Aşağıdaki yazı Gerçek gazetesinin Ocak 2016 tarihli 75. sayısında yayınlandı. Rusya’nın Suriye’ye askeri olarak girmesinden sonra Viyana’da yapılan görüşmeler sonucunda Aralık ayında New York’ta Birleşmiş Milletler Güvenlik Konseyi’nde oybirliğiyle Cenevre III olarak adlandırılan müzakerelerin başlamasına karar verilmişti. Verilen tarih 25 Ocak 2016 idi, yani önümüzdeki Pazartesi. Ama görüşmelerin Pazartesi başlayıp başlamayacağı, hatta yapılıp yapılmayacağı tartışmalı hale gelmiş bulunuyor. Bunun nedeni, Suudi Arabistan’da Aralık ayında çok geniş bir yelpazeden muhalif örgütleri bir araya getiren (dışlanan en önemli güç Rojava idi) toplantıda kurulmuş olan Yüksek Müzakere Komisyonu’nun şimdi seçtiği baş müzakerecinin kişiliği. Bu kişi, tekfirci bir örgütün, Cayş el İslam’ın (İslam Ordusu) liderlerinden biri olan Muhammed Alluş. 25 Aralık’ta muhtemelen Rus güçlerinin desteğiyle öldürülen Cayş el İslam ve İslam Cephesi komutanı Zehran Alluş’un yakını. Zehran Alluş’un tekfirci olduğuna kuşku yok: Şiilere Rafızi diye saldıran, Mecusilerin Suriye’yi ele geçirmeye çalıştığını iddia eden, Alevilerin Hıristiyanlardan ve Yahudilerden de daha kâfir olduğunu söyleyen birisiydi. Muhammed Alluş’un baş müzakereci seçilmesinin Suudi Arabistan’ın bastırması ya da en azından desteği ile olduğunda da kuşku yok. Bu, aşağıdaki yazının öngörüsünü bütünüyle doğruluyor. Suriye’de barışın önündeki en büyük engel, Suudi Arabistan-Katar-AKP Türkiyesi arasında kurulmuş mezhepçi Sünni ittifakıdır. Suud Ocak başında kendi vatandaşı Şii din adamı Nimer el Nimer’in kellesini uçurarak sabote edemediği Suriye barışını şimdi müzakere heyetinin başına tekfirci bir örgütün temsilcisini getirerek bir kez daha engellemeye çalışıyor. Önümüzdeki günlerdeki gelişmeler Suriye meselesinde kritik önem taşıyacaktır.
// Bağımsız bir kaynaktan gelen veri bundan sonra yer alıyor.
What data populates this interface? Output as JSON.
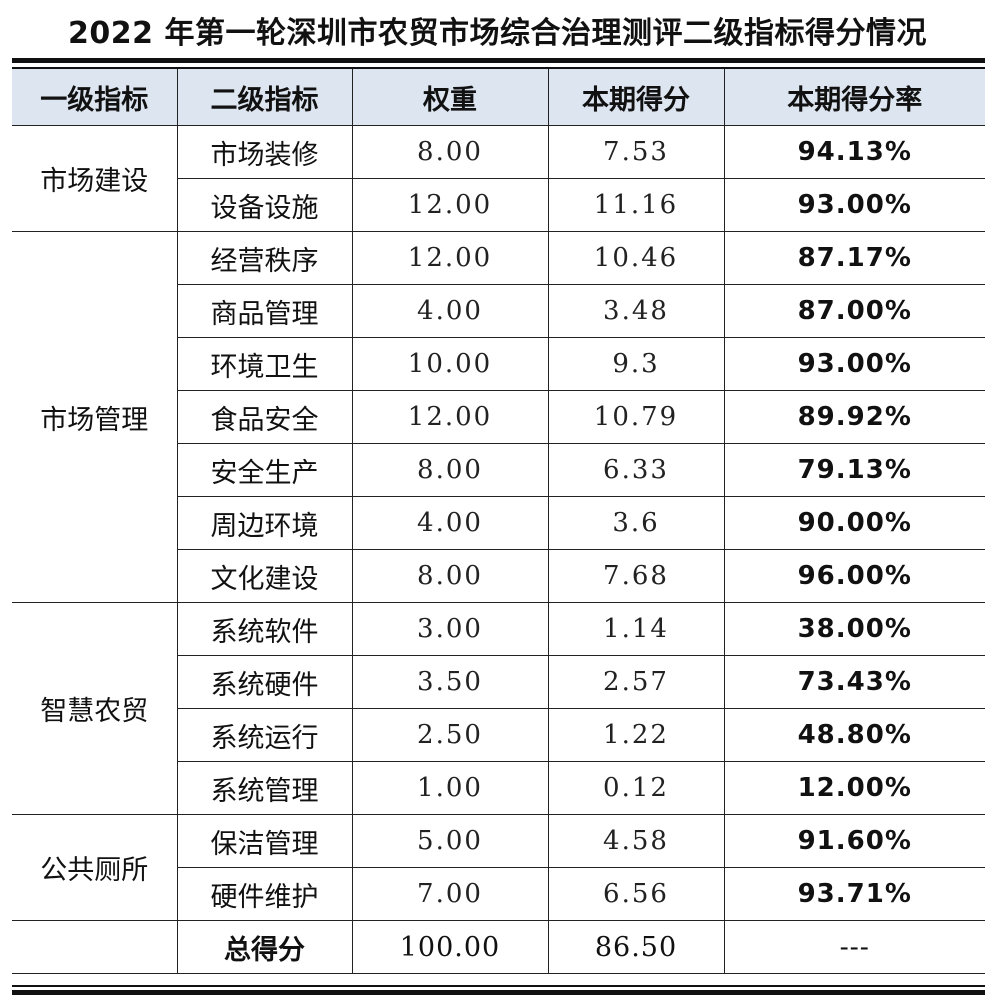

Suriye artık dünya politikasının merkezi oldu. 65’ten fazla ülke, şu ya da bu biçimde, Suriye iç savaşının parçası. ABD’nin DAİŞ (IŞİD) karşıtı koalisyonunun, çoğu Avrupa ve Arap ülkelerinden oluşan 62 üyesi var teorik olarak. (“Teorik” diyoruz çünkü en azından Erdoğan Türkiyesi’nin DAİŞ’le ilişkisi çok daha karmaşık!) Rusya, İran ve Hizbullah aracılığıyla Lübnan da işin içine girmiş durumda. Çin de Rusya’nın arkasında yerini alıyor. Suriye’nin komşusu İsrail’in bütün iç savaş dönemi boyunca örtülü operasyonlar yapmış olması muhtemel. Buna bir de savaş ağası, sözde “halife” El Bağdadi’nin kendine “İslam devleti” adını veren siyasi birimini, ayrıca iç savaşta birbirinden farklı politikalar güden örgütleri eklerseniz ülke tam anlamıyla bir tımarhaneye dönmüş durumda. Böylece Türkiye’nin yedide biri bir yüzölçümüne sahip, savaş öncesinde 23 milyon nüfusu olan bu ülke, bütün dünya sisteminin çelişkilerinin bir yoğunlaşmasına sahne oluyor. Bir Üçüncü Dünya Savaşı tehlikesini somut olarak yaratıyor.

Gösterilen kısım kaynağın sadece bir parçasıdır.